Included is a section on the Korean alphabet, which I briefly encountered in a mooc on Korean philosophy. Originally Korea adopted Chinese script as the written basis for their language; it didn’t fit well, but they made it work. In the 15th century, Sejong, a king and a scholar, spent decades consulting with scholars and finally produced The Correct Sounds for the Instruction of the People, a handbook for Hangul, an alphabet designed for the Korean language.

Its letters are based on an accurate analysis of Korean phonemes. It makes a clear distinction between consonants and vowels. Perhaps the most outstanding feature is that the shapes of the basic letters have significance (whereas the purpose of Roman shapes is lost in history). Sejong’s letters are based on the position of the tongue when the sound is made…
Rooted in practicality, Hangul also reflects Sejong’s Neo-Confucianism. The whole alphabet divides into two complementary opposites of yin – the female, passive, dark, wet and cold principles – and yang – the male, active, bright, dry and hot ones. The interplay of these two forces produce the five elements of wood, earth, fire, metal and water. In Hangul, the vowels are all elaborations on three basic Confucian symbols: a vertical for man, a horizontal for earth and a circle for heaven. Moreover vowels are either bright or dark, and consonants either hard or soft, with further symbolic connections to the five elements depending on whether they are consonants of the back teeth, front teeth, tongue, lips or throat.
Yet, despite Sejong’s authority and the beauty of his system, Hangul did not sweep away tradition. It found modest use in several of his pet projects, and in Buddhist literature, poetry and novels. The establishment refused to be convinced. Bureaucrats and scholars kept their precious Chinese for over four centuries…. In the 1990s, his great invention finally won.

This is used to demonstrate what Man calls his Working Theories of Script Innovation:

1. In a writing system, complexity knows no bounds and imposes none.
2. A writing system will last as long as its culture, unless changed by force.
3. New writing systems emerge only in new, young, ambitious cultures.

Another interesting, if already well-known, aside is an examination of the Pioneer plaque designed by Carl Sagan in 1971. If the Pioneer probe ever reaches intelligent life, what would serve as a “Hi there, we’re your neighbors” calling card?

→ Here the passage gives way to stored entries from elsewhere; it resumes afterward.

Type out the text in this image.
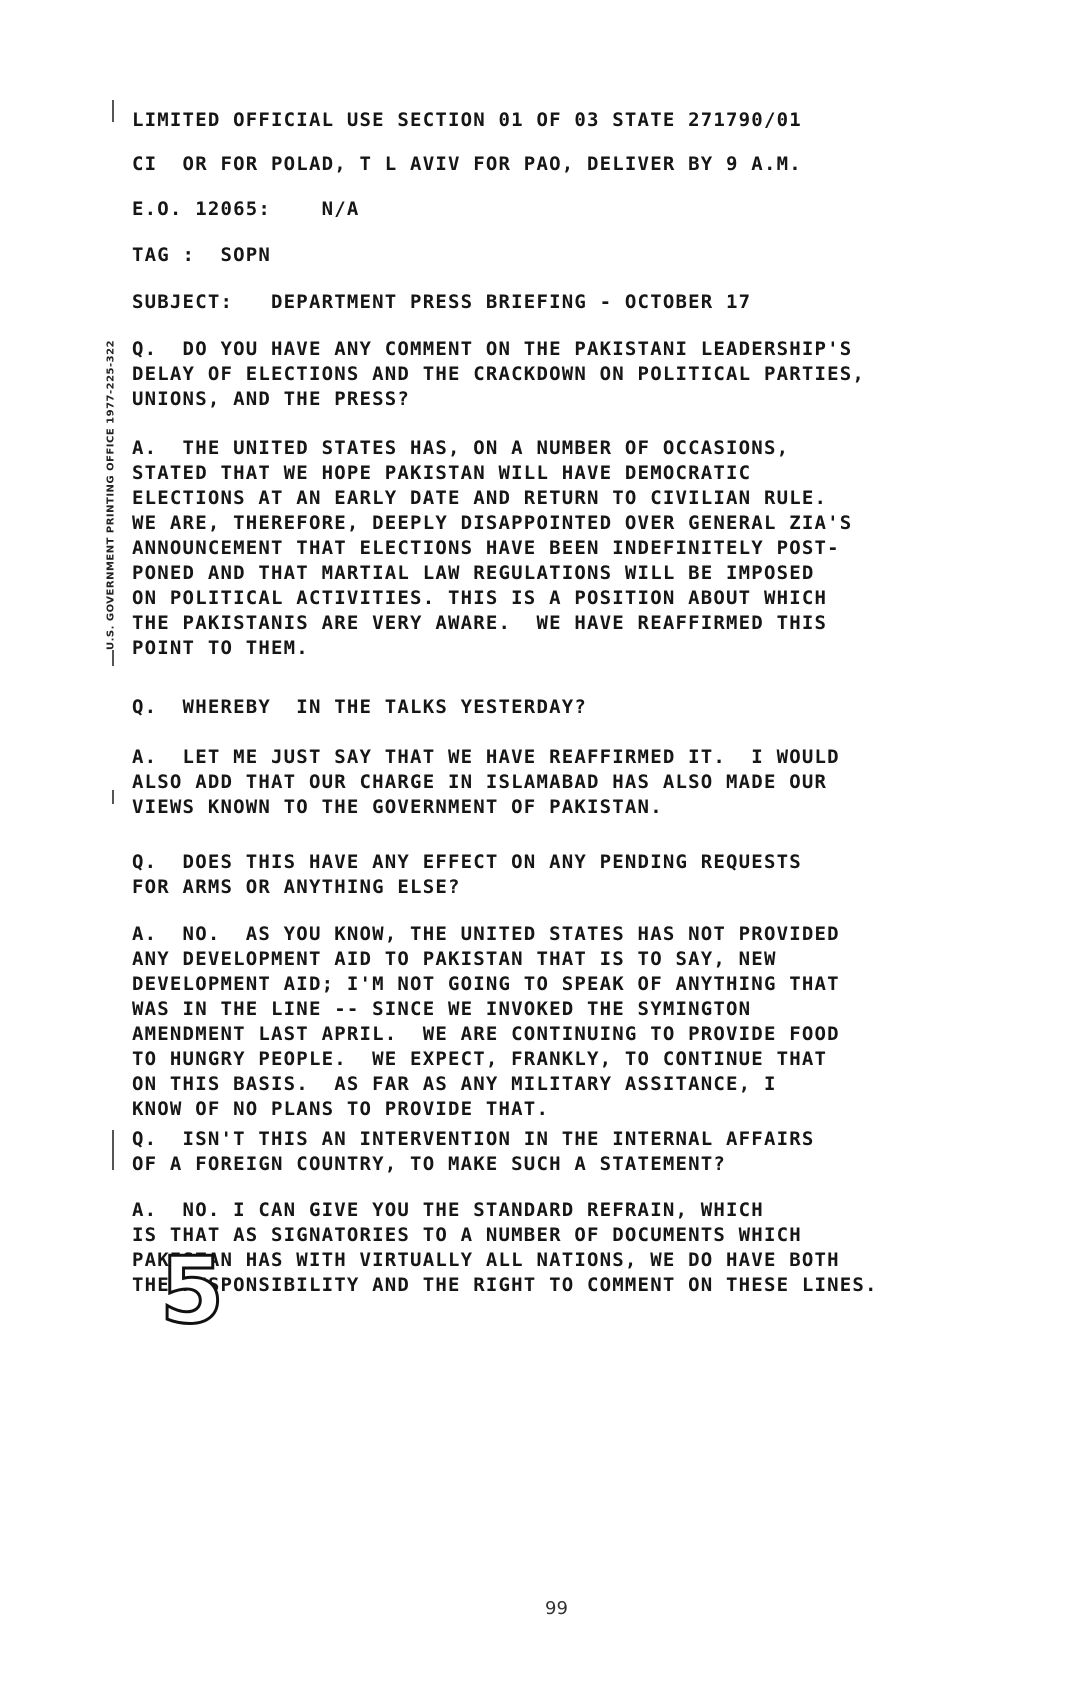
LIMITED OFFICIAL USE SECTION 01 OF 03 STATE 271790/01
CI  OR FOR POLAD, T L AVIV FOR PAO, DELIVER BY 9 A.M.
E.O. 12065:    N/A
TAG :  SOPN
SUBJECT:   DEPARTMENT PRESS BRIEFING - OCTOBER 17
U.S. GOVERNMENT PRINTING OFFICE 1977-225-322 Q.  DO YOU HAVE ANY COMMENT ON THE PAKISTANI LEADERSHIP'S
DELAY OF ELECTIONS AND THE CRACKDOWN ON POLITICAL PARTIES,
UNIONS, AND THE PRESS?
A.  THE UNITED STATES HAS, ON A NUMBER OF OCCASIONS,
STATED THAT WE HOPE PAKISTAN WILL HAVE DEMOCRATIC
ELECTIONS AT AN EARLY DATE AND RETURN TO CIVILIAN RULE.
WE ARE, THEREFORE, DEEPLY DISAPPOINTED OVER GENERAL ZIA'S
ANNOUNCEMENT THAT ELECTIONS HAVE BEEN INDEFINITELY POST-
PONED AND THAT MARTIAL LAW REGULATIONS WILL BE IMPOSED
ON POLITICAL ACTIVITIES. THIS IS A POSITION ABOUT WHICH
THE PAKISTANIS ARE VERY AWARE.  WE HAVE REAFFIRMED THIS
POINT TO THEM.
Q.  WHEREBY  IN THE TALKS YESTERDAY?
A.  LET ME JUST SAY THAT WE HAVE REAFFIRMED IT.  I WOULD
ALSO ADD THAT OUR CHARGE IN ISLAMABAD HAS ALSO MADE OUR
VIEWS KNOWN TO THE GOVERNMENT OF PAKISTAN.
Q.  DOES THIS HAVE ANY EFFECT ON ANY PENDING REQUESTS
FOR ARMS OR ANYTHING ELSE?
A.  NO.  AS YOU KNOW, THE UNITED STATES HAS NOT PROVIDED
ANY DEVELOPMENT AID TO PAKISTAN THAT IS TO SAY, NEW
DEVELOPMENT AID; I'M NOT GOING TO SPEAK OF ANYTHING THAT
WAS IN THE LINE -- SINCE WE INVOKED THE SYMINGTON
AMENDMENT LAST APRIL.  WE ARE CONTINUING TO PROVIDE FOOD
TO HUNGRY PEOPLE.  WE EXPECT, FRANKLY, TO CONTINUE THAT
ON THIS BASIS.  AS FAR AS ANY MILITARY ASSITANCE, I
KNOW OF NO PLANS TO PROVIDE THAT.
Q.  ISN'T THIS AN INTERVENTION IN THE INTERNAL AFFAIRS
OF A FOREIGN COUNTRY, TO MAKE SUCH A STATEMENT?
A.  NO. I CAN GIVE YOU THE STANDARD REFRAIN, WHICH
IS THAT AS SIGNATORIES TO A NUMBER OF DOCUMENTS WHICH
PAKISTAN HAS WITH VIRTUALLY ALL NATIONS, WE DO HAVE BOTH
THE RESPONSIBILITY AND THE RIGHT TO COMMENT ON THESE LINES.
5
99
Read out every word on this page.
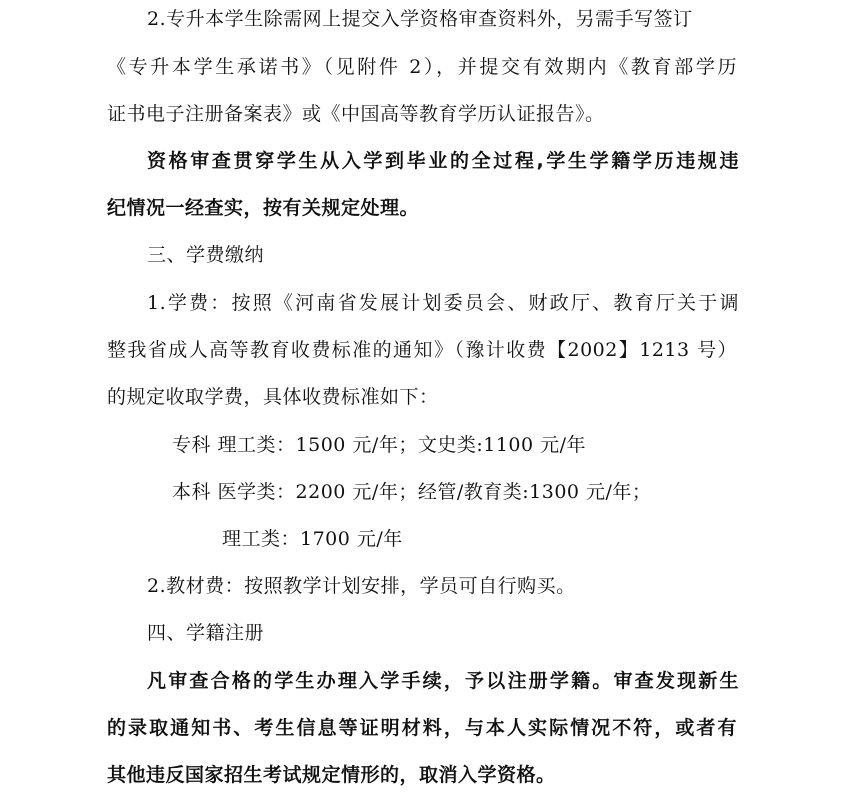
2.专升本学生除需网上提交入学资格审查资料外，另需手写签订
《专升本学生承诺书》（见附件 2），并提交有效期内《教育部学历
证书电子注册备案表》或《中国高等教育学历认证报告》。
资格审查贯穿学生从入学到毕业的全过程,学生学籍学历违规违
纪情况一经查实，按有关规定处理。
三、学费缴纳
1.学费：按照《河南省发展计划委员会、财政厅、教育厅关于调
整我省成人高等教育收费标准的通知》（豫计收费【2002】1213 号）
的规定收取学费，具体收费标准如下：
专科 理工类：1500 元/年；文史类:1100 元/年
本科 医学类：2200 元/年；经管/教育类:1300 元/年；
理工类：1700 元/年
2.教材费：按照教学计划安排，学员可自行购买。
四、学籍注册
凡审查合格的学生办理入学手续，予以注册学籍。审查发现新生
的录取通知书、考生信息等证明材料，与本人实际情况不符，或者有
其他违反国家招生考试规定情形的，取消入学资格。
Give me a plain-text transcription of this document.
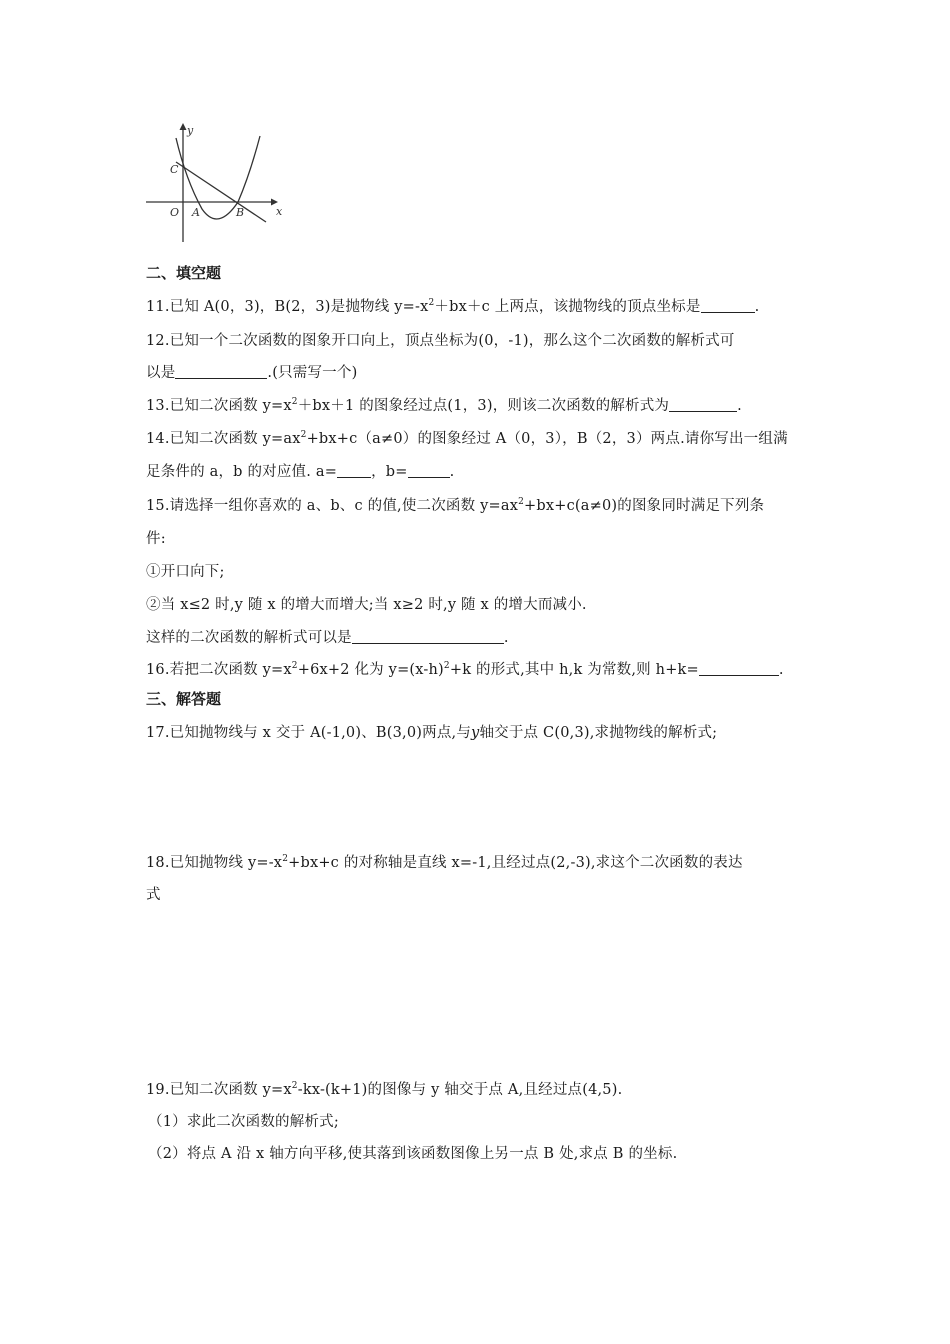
y
x
C
O A	B
二、填空题
11.已知 A(0，3)，B(2，3)是抛物线 $y=-x^2+bx+c$ 上两点，该抛物线的顶点坐标是	.
12.已知一个二次函数的图象开口向上，顶点坐标为(0，-1)，那么这个二次函数的解析式可
以是	.(只需写一个)
13.已知二次函数 $y=x^2+bx+1$ 的图象经过点(1，3)，则该二次函数的解析式为	.
14.已知二次函数 $y=ax^2+bx+c(a\ne 0)$的图象经过 A（0，3），B（2，3）两点.请你写出一组满
足条件的 a，b 的对应值. a= ，b=	.
15.请选择一组你喜欢的 a、b、c 的值,使二次函数 $y=ax^2+bx+c(a\ne 0)$的图象同时满足下列条
件:
①开口向下;
②当 x≤2 时,y 随 x 的增大而增大;当 x≥2 时,y 随 x 的增大而减小.
这样的二次函数的解析式可以是	.
16.若把二次函数 $y=x^2+6x+2$ 化为 $y=(x-h)^2+k$ 的形式,其中 h,k 为常数,则 h+k=	.
三、解答题
17.已知抛物线与 x 交于 A(-1,0)、B(3,0)两点,与𝑦轴交于点 C(0,3),求抛物线的解析式;
18.已知抛物线 $y=-x^2+bx+c$ 的对称轴是直线 x=-1,且经过点(2,-3),求这个二次函数的表达
式
19.已知二次函数 $y=x^2-kx-(k+1)$的图像与 y 轴交于点 A,且经过点(4,5).
（1）求此二次函数的解析式;
（2）将点 A 沿 x 轴方向平移,使其落到该函数图像上另一点 B 处,求点 B 的坐标.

A similar problem from the 1980s was faced by the Nuclear Regulatory Commission.  They wanted to post some kind of warning on nuclear waste sites, warnings that would be intelligible in 10,000 years, even if current society collapsed and a completely new culture evolved. They assumed language would not survive, so what about pictures, or stylized pictographs like Do Not Walk signs? The problem is even those can be misinterpreted now; who knows how they would strike whoever was here so many millennia from now. They enlisted Thomas Sebeok, a professor of linguistics, to recommend such a warning. He came back with a detailed analysis of why the task was impossible, and recommended an Atomic Priesthood (I swear, I am not making this up) that would be passed down over the years making the area culturally taboo if science should shrivel and die. “Naturally, no such ‘priesthood’ has ever been established,” says Man. I asked one of my online science fiction experts if this had generated a story or novel or series, but it seems not. It makes me wonder about the origins of various existing cultural taboos.

I’m well aware I didn’t give this book its due, and at some point I just stopped trying. I may revisit it, or try a different book on the same subject (or find the original book I was looking for) but for now I’ve gotten tired of the whole mess. In spite of that I came out of it with some interesting tidbits.